Control of crossover number:
Several years ago, it seems like a lifetime, I undertook to model outbreeding depression with a computer program.  I had been exposed to the language Basic, and supposed that was the way to go.  We had been taught to lay out the logic in a diagram with arrows, squares, diamonds and so forth.  I more or less laid it out in my mind and then went to buy one of the little plastic things you used to trace out the symbols. 

I searched the shelf but could not find the familiar tool.  So I asked the fellow behind the counter.  He had no idea what I was talking about.  Times had changed.  I keep having to remind myself that the past was never constant.  Things were changing as fast way back when as they are now. 

So I asked around and was told that C++ was the best program for number crunching.  The rest would be history some day if we were going to have a history.  Never mind.  I had to teach myself the new way to lay out the logic.  Can’t say it was easy. 

So I cudgeled my brains.  The big break through was when, yes, I could actually create a virtual population with virtual genes and follow it over time.  Then I started fooling around with mutations and fertility.  I suppose I made every mistake that was possible, including bad logical assumptions, bad spellings, typos and simply getting lost.  At its height the monster was working in more than two dozen dimensions and was about twelve ply.  That means there would be a logical circuit containing a logical circuit that contained … you get the picture.

Lucky old Einstein.  He only had thirteen dimensions and they were all the same kind of animal.  These were pretty much all different.  And while relativity is laid out in equations that are the same every time, these were generally probability distributions that had to be run instance by instance and no two runs were alike. 

All right.  I managed to simplify it.  I began to get answers. 

“Right,” I said, “Now we shall run a number of populations and see that the smaller population is more fertile.” 

“Wrong,” said the computer.  “The larger is more fertile.”  I heaved and hoed and tried everything I could think of.  In the end it was a typo that worked.  I hadn’t even thought that was a plausible direction. 

But I had evidence that could not be denied, and if there is an effect then there must be a cause.

I should have written down the psychosomatic symptoms I ran through.  Couldn’t sleep.  Couldn’t wake up.  Couldn’t eat.  Always hungry.  The flesh crawlies.  The horrors.  Nightmares.  Dry heaves.  Nosebleeds.  I think I burned out a half dozen computers; in those days they weren’t designed to be hammered on the way I was doing. 

Year after year the computer said, “You’re wrong you’re wrong you’re wrong you’re wrong just like everybody says.” 

In the middle of all that I got the notion that the secret might be in recombination.  Usually when a cell divides each daughter cell gets a copy of every chromosome the parent cell has.  But when the result is to be an egg or sperm there are two replications without making any more chromosomes so that each daughter egg or sperm gets a half set.  Mostly the chromosomes occur in pairs and during meiosis homologous chromosomes twist around each other and sometimes break and rejoin, so that aaaaaaaaaa and bbbbbbbbbb become aaaabbbbbb bbbbaaaaaa so to speak.  This is crossing over.  The fact that some of the a’s are now on the same chromosome as some of the b’s is called recombination. 

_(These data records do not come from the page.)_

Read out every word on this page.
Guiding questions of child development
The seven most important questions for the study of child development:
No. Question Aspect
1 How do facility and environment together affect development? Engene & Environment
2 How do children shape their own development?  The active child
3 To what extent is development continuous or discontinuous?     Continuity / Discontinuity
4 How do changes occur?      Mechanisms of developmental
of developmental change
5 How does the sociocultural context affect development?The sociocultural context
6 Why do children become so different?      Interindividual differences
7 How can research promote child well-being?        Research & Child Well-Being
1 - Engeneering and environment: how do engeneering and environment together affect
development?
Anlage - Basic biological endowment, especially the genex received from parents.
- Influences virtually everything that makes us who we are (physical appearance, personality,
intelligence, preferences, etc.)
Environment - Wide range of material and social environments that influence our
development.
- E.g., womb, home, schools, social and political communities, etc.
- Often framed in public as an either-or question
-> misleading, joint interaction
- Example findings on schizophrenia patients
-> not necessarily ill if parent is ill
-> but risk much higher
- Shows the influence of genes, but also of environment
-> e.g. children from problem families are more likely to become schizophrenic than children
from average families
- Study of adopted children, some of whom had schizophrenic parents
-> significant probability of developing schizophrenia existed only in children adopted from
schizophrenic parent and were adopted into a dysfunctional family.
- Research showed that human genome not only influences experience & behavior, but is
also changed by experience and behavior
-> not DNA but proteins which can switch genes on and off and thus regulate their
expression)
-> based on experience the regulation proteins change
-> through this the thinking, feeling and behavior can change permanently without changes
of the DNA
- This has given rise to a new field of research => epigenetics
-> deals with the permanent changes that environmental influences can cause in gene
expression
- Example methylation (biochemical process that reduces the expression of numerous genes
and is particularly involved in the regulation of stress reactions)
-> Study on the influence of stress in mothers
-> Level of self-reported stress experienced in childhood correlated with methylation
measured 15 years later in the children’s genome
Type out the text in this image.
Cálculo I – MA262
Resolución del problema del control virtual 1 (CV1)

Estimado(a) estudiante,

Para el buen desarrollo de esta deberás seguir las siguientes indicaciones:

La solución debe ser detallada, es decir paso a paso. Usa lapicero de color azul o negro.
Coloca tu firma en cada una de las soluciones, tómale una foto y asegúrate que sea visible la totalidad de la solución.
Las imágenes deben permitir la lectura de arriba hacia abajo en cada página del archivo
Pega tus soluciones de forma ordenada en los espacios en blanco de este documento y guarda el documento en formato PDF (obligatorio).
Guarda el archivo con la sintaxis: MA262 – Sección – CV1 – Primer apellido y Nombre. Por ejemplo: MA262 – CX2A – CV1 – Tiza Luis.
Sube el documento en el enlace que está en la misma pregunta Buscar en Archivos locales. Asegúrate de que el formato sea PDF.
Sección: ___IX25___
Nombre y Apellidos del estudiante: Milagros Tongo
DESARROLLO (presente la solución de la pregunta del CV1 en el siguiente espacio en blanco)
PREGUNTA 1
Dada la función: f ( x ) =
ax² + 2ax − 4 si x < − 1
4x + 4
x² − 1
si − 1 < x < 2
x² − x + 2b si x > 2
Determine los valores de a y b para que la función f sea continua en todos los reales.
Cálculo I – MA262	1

So I built in the ability to have crossing over.  I could control the rate at which it occurred.  It only made matters worse.  The more crossing over I called for the greater the advantage of the large population over the smaller one.  When I finally got the rough number of crossing over events that occurred it became obvious that my little desktop bit cruncher could not possibly handle it so I dropped it. 

But I did get firmly in mind that there is indeed an effect of crossing over rate and fertility.  And now there is an article (Simona Rosu et al. Robust Crossover Assurance and Regulated Interhomolog Access Maintain Meiotic Crossover Number SCIENCE vol. 334 no. 6060 December 2, 2011 page 1286) that tells us yes indeed the rate must be important because it is tightly regulated.